To explain the implication of HLA polymorphism in SLE, functional analysis of susceptibility and protective molecules has been conducted. These studies revealed physicochemical differences of critical amino acids residues shaping the peptide-binding groove in the DRβ chain. Protective alleles such as HLA-DRB1*07 and HLA-DRB1*11 encode an arginine residue which is the strongest basic residue. Risk alleles (HLA-DRB1*03 and HLA-DRB1*15) determine the presence of a neutral (alanine) or less basic (lysine) residue at position β71.[2]

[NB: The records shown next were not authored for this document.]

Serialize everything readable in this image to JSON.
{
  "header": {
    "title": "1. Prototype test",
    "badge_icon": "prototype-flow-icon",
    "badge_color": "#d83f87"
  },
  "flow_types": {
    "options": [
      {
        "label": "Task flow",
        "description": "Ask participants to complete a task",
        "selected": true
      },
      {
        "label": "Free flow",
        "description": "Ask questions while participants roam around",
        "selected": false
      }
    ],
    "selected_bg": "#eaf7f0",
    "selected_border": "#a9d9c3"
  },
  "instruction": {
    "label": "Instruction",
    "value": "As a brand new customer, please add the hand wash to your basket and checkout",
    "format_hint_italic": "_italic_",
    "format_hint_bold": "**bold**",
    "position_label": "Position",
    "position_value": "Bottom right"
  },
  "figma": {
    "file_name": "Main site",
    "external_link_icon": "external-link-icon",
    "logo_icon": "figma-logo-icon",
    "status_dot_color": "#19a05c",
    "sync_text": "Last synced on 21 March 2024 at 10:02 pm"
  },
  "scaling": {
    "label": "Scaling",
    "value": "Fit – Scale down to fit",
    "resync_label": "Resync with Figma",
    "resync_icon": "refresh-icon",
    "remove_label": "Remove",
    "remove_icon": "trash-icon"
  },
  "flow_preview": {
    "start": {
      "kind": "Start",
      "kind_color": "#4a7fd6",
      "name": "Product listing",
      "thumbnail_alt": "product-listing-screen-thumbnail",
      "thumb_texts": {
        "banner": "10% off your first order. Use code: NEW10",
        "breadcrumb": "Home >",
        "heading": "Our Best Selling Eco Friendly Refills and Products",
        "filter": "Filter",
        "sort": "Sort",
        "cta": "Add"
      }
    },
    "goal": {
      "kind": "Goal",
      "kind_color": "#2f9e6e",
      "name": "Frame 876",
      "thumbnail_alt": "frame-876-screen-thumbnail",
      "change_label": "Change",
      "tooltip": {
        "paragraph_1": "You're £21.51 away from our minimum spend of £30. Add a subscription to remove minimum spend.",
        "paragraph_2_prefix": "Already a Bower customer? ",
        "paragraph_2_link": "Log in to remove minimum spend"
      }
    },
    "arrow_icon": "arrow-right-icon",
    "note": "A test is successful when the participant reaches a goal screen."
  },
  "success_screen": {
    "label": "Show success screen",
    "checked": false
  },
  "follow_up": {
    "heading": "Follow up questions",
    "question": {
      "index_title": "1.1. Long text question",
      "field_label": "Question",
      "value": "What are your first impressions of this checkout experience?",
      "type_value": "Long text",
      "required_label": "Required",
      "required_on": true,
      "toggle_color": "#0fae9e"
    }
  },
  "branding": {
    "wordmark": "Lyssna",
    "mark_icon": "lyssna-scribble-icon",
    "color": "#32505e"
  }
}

It has been suggested that HLA Class II alleles are more related to autoantibody generation than to the disease itself.[2] The association between the MHC Class II region and specific autoantibody generation is consistent with the concept of an antigen driven process involving T-helper cell recognition.[19] SLE autoantibody response can be initiated by multiple microbial T-epitope mimics in a DR restricted manner. This supports the hypothesis that autoimmune response to SLE-related antigens is initiated by multiple environmental T-epitope mimics that are cross-reactive with the autoantigen of interest.[30]

The association of HLA-DR3 and anti-SSB is well supported from previous studies of patients with SLE and Sjogren’s syndrome.[31] In our SLE patients, 12 of 17 SSB positive patients were HLA-DR3 positive. McHugh and al in 2006 had reported a strong association between anti-La antibodies and HLA-DR3 positive; they suggested that the presence of a HLA-DR3 containing haplotype greatly facilitates anti-SSB autoantibody generation and that there may be a strict MHC Class II requirement for processing of SSB peptides.[19] The association between HLA and anti-SSB autoantibodies was not established in the study of Ayed et al.[4] The differences we found with these authors provide an additional argument supporting the view that southern and northern populations in Tunisia exhibit different epidemiological features and a particular genetic background.

Finally, concerning HLA haplotype, the most evident association we found was with the haplotype DRB1*15-DQB1*06, association already described by others.[4-19]

In conclusion, the present findings confirm once again the implication of HLA-DR3 in SLE susceptibility and in anti-SSB production while no protective allele was found. This differs from reports of studies from north Tunisia in which no correlation with autoantibodies production was described, whereas HLA-DR11 was protective. These differences may be due to the disparity in allele’s frequencies that could be related to admixture with different populations.